La généralisation d’allocations monétaires à date fixe a été essentielle pour lisser la consommation des populations pauvres et vulnérables, favoriser le développement du capital humain et renforcer la résilience aux chocs des familles. Les résultats suivants ont ainsi été obtenus :
- Extension de la couverture des composantes essentielles du VUP (volets classique et élargi de travaux publics, aide directe) à 491 234 ménages (presque le double de la base de référence), les femmes représentant plus de la moitié des bénéficiaires.
- Amélioration de la ponctualité des versements du VUP pour 100 % des bénéficiaires de l'aide directe et, respectivement, 71 et 97 % des participants aux volets classique et élargi de travaux publics.
- Création et extension d’interventions intégrant les enjeux de la nutrition, du genre et de la petite enfance au titre du volet élargi de travaux publics, qui vise à aider les familles ne disposant que peu de temps pour travailler, principalement les femmes, en leur fournissant un soutien au revenu prévisible tout au long de l'année. À ce jour, 92 144 personnes en ont bénéficié, soit plus que l'objectif final de 82 572.

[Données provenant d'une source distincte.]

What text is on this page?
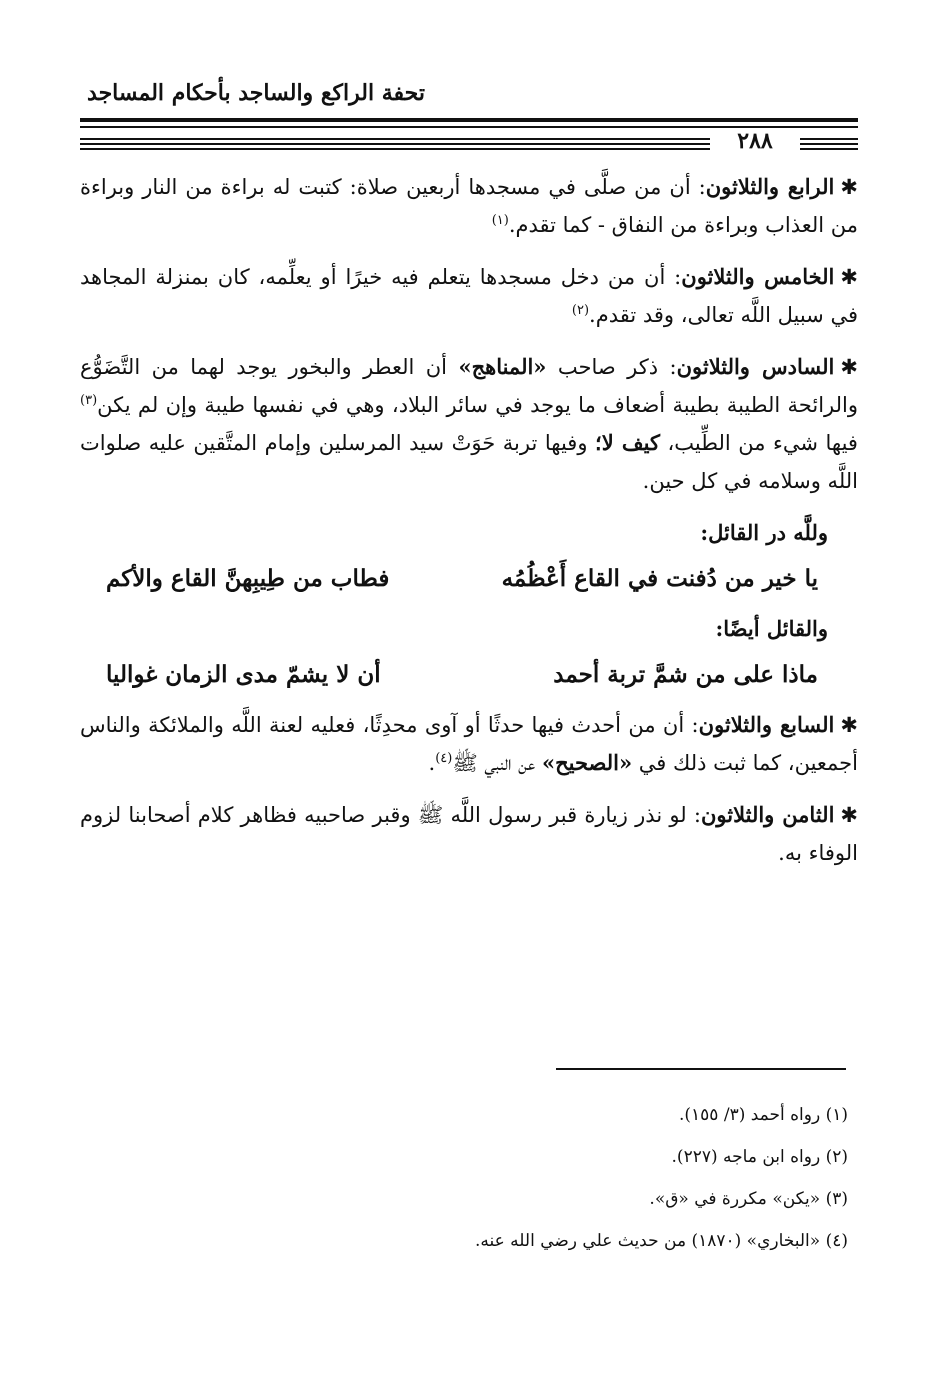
تحفة الراكع والساجد بأحكام المساجد
٢٨٨

✱الرابع والثلاثون: أن من صلَّى في مسجدها أربعين صلاة: كتبت له براءة من النار وبراءة من العذاب وبراءة من النفاق - كما تقدم.$^{(١)}$

✱الخامس والثلاثون: أن من دخل مسجدها يتعلم فيه خيرًا أو يعلِّمه، كان بمنزلة المجاهد في سبيل اللَّه تعالى، وقد تقدم.$^{(٢)}$

✱السادس والثلاثون: ذكر صاحب «المناهج» أن العطر والبخور يوجد لهما من التَّضَوُّع والرائحة الطيبة بطيبة أضعاف ما يوجد في سائر البلاد، وهي في نفسها طيبة وإن لم يكن$^{(٣)}$ فيها شيء من الطِّيب، كيف لا؛ وفيها تربة حَوَتْ سيد المرسلين وإمام المتَّقين عليه صلوات اللَّه وسلامه في كل حين.

وللَّه در القائل:
يا خير من دُفنت في القاع أَعْظُمُه
فطاب من طِيبِهنَّ القاع والأكم
والقائل أيضًا:
ماذا على من شمَّ تربة أحمد
أن لا يشمّ مدى الزمان غواليا

✱السابع والثلاثون: أن من أحدث فيها حدثًا أو آوى محدِثًا، فعليه لعنة اللَّه والملائكة والناس أجمعين، كما ثبت ذلك في «الصحيح» عن النبي ﷺ$^{(٤)}$.

✱الثامن والثلاثون: لو نذر زيارة قبر رسول اللَّه ﷺ وقبر صاحبيه فظاهر كلام أصحابنا لزوم الوفاء به.

(١) رواه أحمد (٣/ ١٥٥).
(٢) رواه ابن ماجه (٢٢٧).
(٣) «يكن» مكررة في «ق».
(٤) «البخاري» (١٨٧٠) من حديث علي رضي الله عنه.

- Renforcement du système d’enregistrement des faits d’état civil pour faciliter la déclaration et la certification des naissances et des décès sur place (établissements de santé et entités administratives les plus proches des habitants), et formation aux évolutions du droit de la famille de certains agents des centres de santé et des responsables des entités administratives afin qu'ils puissent remplir les fonctions d'officier de l'état civil. En septembre 2021, 94 % des naissances dans les établissements de santé et au niveau des collectivités locales étaient enregistrées dans les 30 jours suivant la naissance d'un enfant vivant.
- Déploiement d'un système innovant de numérisation du paiement des prestations sociales, précédé des mises à niveau nécessaires du système d'information de la protection sociale.

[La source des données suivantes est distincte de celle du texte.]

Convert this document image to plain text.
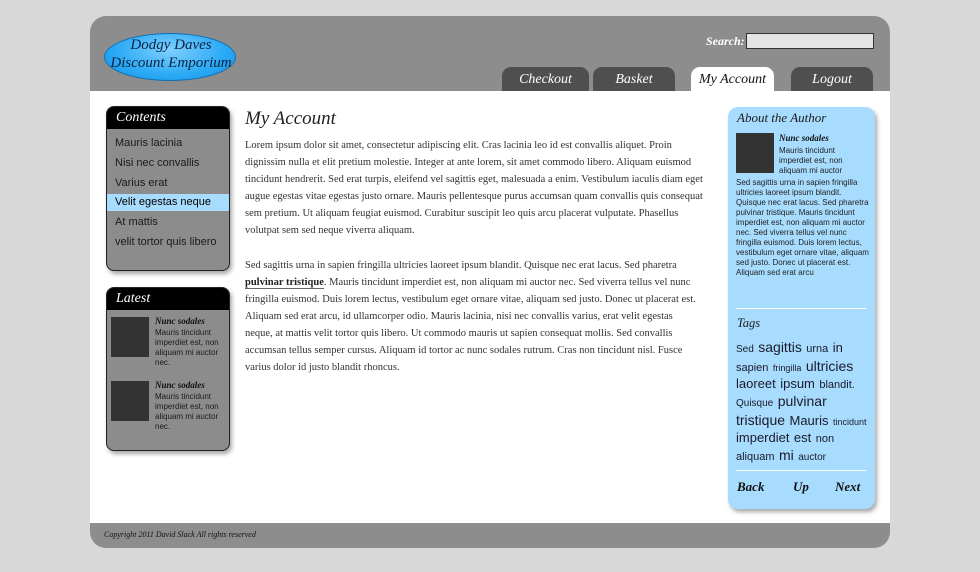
Dodgy Daves
Discount Emporium
Search:
Checkout	Basket	My Account	Logout
Contents
Mauris lacinia
Nisi nec convallis
Varius erat
Velit egestas neque
At mattis
velit tortor quis libero
Latest
Nunc sodales
Mauris tincidunt imperdiet est, non aliquam mi auctor nec.
Nunc sodales
Mauris tincidunt imperdiet est, non aliquam mi auctor nec.
My Account

Lorem ipsum dolor sit amet, consectetur adipiscing elit. Cras lacinia leo id est convallis aliquet. Proin dignissim nulla et elit pretium molestie. Integer at ante lorem, sit amet commodo libero. Aliquam euismod tincidunt hendrerit. Sed erat turpis, eleifend vel sagittis eget, malesuada a enim. Vestibulum iaculis diam eget augue egestas vitae egestas justo ornare. Mauris pellentesque purus accumsan quam convallis quis consequat sem pretium. Ut aliquam feugiat euismod. Curabitur suscipit leo quis arcu placerat vulputate. Phasellus volutpat sem sed neque viverra aliquam.

Sed sagittis urna in sapien fringilla ultricies laoreet ipsum blandit. Quisque nec erat lacus. Sed pharetra pulvinar tristique. Mauris tincidunt imperdiet est, non aliquam mi auctor nec. Sed viverra tellus vel nunc fringilla euismod. Duis lorem lectus, vestibulum eget ornare vitae, aliquam sed justo. Donec ut placerat est. Aliquam sed erat arcu, id ullamcorper odio. Mauris lacinia, nisi nec convallis varius, erat velit egestas neque, at mattis velit tortor quis libero. Ut commodo mauris ut sapien consequat mollis. Sed convallis accumsan tellus semper cursus. Aliquam id tortor ac nunc sodales rutrum. Cras non tincidunt nisl. Fusce varius dolor id justo blandit rhoncus.

About the Author
Nunc sodales
Mauris tincidunt imperdiet est, non aliquam mi auctor
Sed sagittis urna in sapien fringilla ultricies laoreet ipsum blandit. Quisque nec erat lacus. Sed pharetra pulvinar tristique. Mauris tincidunt imperdiet est, non aliquam mi auctor nec. Sed viverra tellus vel nunc fringilla euismod. Duis lorem lectus, vestibulum eget ornare vitae, aliquam sed justo. Donec ut placerat est. Aliquam sed erat arcu
Tags
Sed sagittis urna in sapien fringilla ultricies laoreet ipsum blandit. Quisque pulvinar tristique Mauris tincidunt imperdiet est non aliquam mi auctor
Back Up Next
Copyright 2011 David Slack All rights reserved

- Différentes adaptations destinées à soutenir la réponse à la pandémie : élargissement des critères d'éligibilité à l'aide directe à la nutrition, ce qui a permis de passer de 30 000 bénéficiaires en mars 2020 à plus de 200 000 fin 2021, et dispense temporaire des obligations de travail pour les participants aux programmes de travaux publics afin de respecter les mesures de confinement liées à la COVID-19, bénéficiant à plus de 211 031 personnes.